Introduction: Minimally invasive (MIS) transforaminal lumbar interbody fusion (TLIF) allows lumbar interbody fusion with minimal blood loss and less hospital days. Fully navigated MIS TLIF allows for decreased radiation exposure to patients, OR staff and surgeon alike, while increasing surgeon comfort during the procedure.
Methods: 546 consecutive 1 and 2 level MIS TLIF patients were analyzed over a 10 year span from 2004-2014 with a minimum of 1 year follow up. We analyzed screw position, fusion rates, resolution of symptoms, radiation dosing, operative time, and complications rates from one senior surgeon.
Results: Mean operative length was 81.3 minutes, with mean blood loss of 158 mililiters. Hospital stay on average was 2.4 days, and visual analog scores decreased from 8.2 to 3.1 at 1 year follow up. Mean dose length product for a full surgical procedure was 313 mGy.cm^2 while similar procedures done ranged from an average of 1981 mGy.cm^2 for 1 level surgeries and 3016 mGy.cm^2 for 2 level surgeries. Operating room staff was exposed to minimal radiation during this time period as they leave the room during acquisition and because of the fully navigated nature, the surgeon does not have to wear lead increasing surgeon comfort. Fusion rates and screw positions are similar to MIS procedures done using fluoroscopy with no revisions needed and fusion rates similar to open TLIFs at one year.

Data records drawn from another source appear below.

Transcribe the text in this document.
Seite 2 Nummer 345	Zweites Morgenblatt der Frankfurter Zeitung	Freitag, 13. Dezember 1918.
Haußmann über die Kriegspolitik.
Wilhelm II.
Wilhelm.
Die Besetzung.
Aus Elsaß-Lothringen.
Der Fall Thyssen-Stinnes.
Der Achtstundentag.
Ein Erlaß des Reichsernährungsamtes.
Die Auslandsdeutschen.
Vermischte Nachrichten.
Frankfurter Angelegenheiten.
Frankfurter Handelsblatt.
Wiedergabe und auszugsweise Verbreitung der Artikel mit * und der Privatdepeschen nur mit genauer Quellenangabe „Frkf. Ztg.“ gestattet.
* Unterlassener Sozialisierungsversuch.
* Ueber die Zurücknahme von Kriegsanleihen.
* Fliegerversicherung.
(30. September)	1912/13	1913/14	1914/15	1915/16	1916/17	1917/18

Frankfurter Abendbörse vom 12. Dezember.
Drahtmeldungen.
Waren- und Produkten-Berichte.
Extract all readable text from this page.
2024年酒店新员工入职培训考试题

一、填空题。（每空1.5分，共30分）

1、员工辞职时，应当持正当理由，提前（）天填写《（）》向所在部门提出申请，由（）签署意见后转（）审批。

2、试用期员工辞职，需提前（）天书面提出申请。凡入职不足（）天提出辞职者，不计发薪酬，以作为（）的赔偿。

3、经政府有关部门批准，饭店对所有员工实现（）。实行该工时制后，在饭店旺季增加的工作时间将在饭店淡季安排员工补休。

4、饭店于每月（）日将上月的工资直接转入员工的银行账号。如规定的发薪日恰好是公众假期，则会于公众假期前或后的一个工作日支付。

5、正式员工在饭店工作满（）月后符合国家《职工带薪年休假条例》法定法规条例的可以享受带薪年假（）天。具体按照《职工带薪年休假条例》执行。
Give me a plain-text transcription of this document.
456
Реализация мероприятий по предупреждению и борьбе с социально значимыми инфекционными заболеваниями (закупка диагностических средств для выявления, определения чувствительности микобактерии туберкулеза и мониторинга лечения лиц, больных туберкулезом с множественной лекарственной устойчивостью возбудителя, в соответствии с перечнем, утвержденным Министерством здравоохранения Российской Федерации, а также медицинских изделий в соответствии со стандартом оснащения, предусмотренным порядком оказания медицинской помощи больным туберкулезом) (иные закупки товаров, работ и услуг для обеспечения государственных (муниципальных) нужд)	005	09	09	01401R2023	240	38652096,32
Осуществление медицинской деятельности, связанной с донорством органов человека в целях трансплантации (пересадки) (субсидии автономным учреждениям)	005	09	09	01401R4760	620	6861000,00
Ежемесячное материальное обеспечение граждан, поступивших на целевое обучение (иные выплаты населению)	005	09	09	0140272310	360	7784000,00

Conclusions: Fully navigated MIS TLIF provides a unique method of decreasing radiation exposure to patient, surgeon, and operating room staff, while increasing surgeon comfort with at the very least, similar results to that cited in the literature.
Patient Care: In describing a novel technique, we will show how fully navigated TLIF, decreases radiation exposure to the patient, OR staff, and surgeon, while provide at the very least, equivocal results to open or fluoroscopic minimally invasive TLIF procedures.
Learning Objectives: Assess fully navigated transformainal lumbar interbody fusion in terms of radiation exposure, blood loss, operative time, and patient pain outcomes.